4 | Realization and Apologize

403 59 12
                                    

"Selamat tinggal, [Name]-chan." Hijirikawa yang dirasuki membiarkan jari-jarinya tertusuk pecahan kaca.

Yang dilakukannya bisa dikatakan self-harming, bila Hijirikawa yang melakukannya. Akan tetapi, pemilik raga yang sesungguhnya tidak tahu soal itu. Garis-garis kemerahan mulai mengalir di sekitar jemarinya. Menimbulkan robekan yang membuka akses darah yang perlahan menetes di lantai. Aku yang melihatnya saja merasakan nyeri secara mental.

"Hentikan!"

Pintu kamar Hijirikawa terbuka dengan paksa dari luar. Baik aku dan makhluk astral itu sama-sama menoleh, mendapati Kurosaki yang tersengal di depan pintu. Detik berikutnya, Kurosaki langsung berlari dan mencengkram kerah baju Hijirikawa.

"Masato, apa yang kaulakukan?!" Kurosaki mengguncang bahu Hijirikawa beberapa kali.

Aku menggigit bibir bawahku. "Dia... bukan Hijirikawa yang kita kenal. Dia dirasuki...."

"Aku... tidak tahan lagi," ucap Hijirikawa pelan. "Aku ingin mati saja." Tubuh Hijirikawa seolah merapuh begitu saja setelah Kurosaki mengguncang bahunya.

Tepatnya, jiwa makhluk astral itu malah keluar dengan sendirinya. Kini, eksistensinya seutuhnya terlepas dari raga Hijirikawa. Wanita itu memiliki sepasang mata kemerahan dan struktur kulit meretak.

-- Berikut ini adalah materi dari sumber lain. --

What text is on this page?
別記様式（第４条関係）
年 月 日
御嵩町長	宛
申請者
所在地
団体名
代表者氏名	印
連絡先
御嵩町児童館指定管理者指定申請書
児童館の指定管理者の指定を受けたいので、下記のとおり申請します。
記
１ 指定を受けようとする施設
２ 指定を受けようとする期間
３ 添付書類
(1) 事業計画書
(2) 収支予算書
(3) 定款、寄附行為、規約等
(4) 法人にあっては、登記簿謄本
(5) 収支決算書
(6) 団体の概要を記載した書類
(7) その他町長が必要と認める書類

Tidak lupa, rambut hitam panjang hingga mata kaki serta jubah putihnya ternodai oleh noda berupa bercak-bercak darah.

"Sial! Kenapa aku bisa keluar?" Wanita astral itu terkejut, melihat dirinya telah terpisah dari Hijirikawa.

"Kau sumber permasalahan dari semua ini. Kalau mau tanding, ayo di luar!" seruku merasa lebih percaya diri.

Kurosaki menolehku sambil mengernyitkan dahi; melihatku berbicara dengan sosok tidak terlihat oleh penglihatannya di sisi meja belajar. Masa bodoh, aku akan memancing wanita itu keluar dari sini secepat mungkin.

Aku menoleh ke arah Kurosaki. "Hentikan pendarahan di tangan Hijirikawa-san. Oh ya, segera hubungi klinik terdekat! Sisanya akan kuselesaikan!" seruku lalu berlari ke luar.

"Selesaikan a---"

Pintu kamar Hijirikawa telah tertutup rapat sebelum aku mengetahui lanjutan ucapan Kurosaki. Namun, tidak masalah. Perkara itu bisa nanti saja dibahas.

"Mau ke mana kau, gadis sial?" umpat hantu itu tidak terima.

Aku menapaki anak tangga. Hantu itu mengejarku dari belakang. Dia semakin cepat dan berhasil menyusulku. Kini, dia ada di hadapanku sebelum aku selesai menuruni anak tangga. Aku mendorong tubuhnya. Hantu itu terguncang secara berguling-guling. Merasa ada kesempatan, aku harus segera mengembalikan jalan yang tepat.

Tanpa kusadari, dari luar terdengar gemuruh guntur yang menaungi angkasa. Kakiku terasa lemas setelah mendengar itu. Kupaksakan naik menuju kamar untuk mengambil kalungku serta senjataku agar hantu itu bisa kembali ke asalnya, tetapi hantu itu bangkit di luar dugaan.

Kesulitan pertama; dia menjambak rambutku. Ya, otomatis juga kujambak balik! Enak saja dia membiarkanku sendirian mengalami kebotakan dini.

"Kau yang harus mati sekarang! Mati! Mati! Mati!" serunya terdengar sangat nyaring tepat di telingaku.

Aku berharap tidak akan mengalami gangguan pendengaran setelah hantu ini kembali ke asalnya.

Kesulitan kedua; tangan kirinya (lagi-lagi) mencekik leherku. Dia mungkin punya cekik fetish atau apapun itu, tapi jelas-jelas ini menyebalkan.

"Tidak setelah kau yang pulang ke asal---" ucapku telah sesekali terbatuk.

Kudengar suara pintu utama telah terbuka dari luar. Muncul seorang pemuda yang tidak kukenali. Berambut gondrong biru terang diikat ponytail, memiliki warna manik serupa, dan kelihatan kalem ketika melihatku.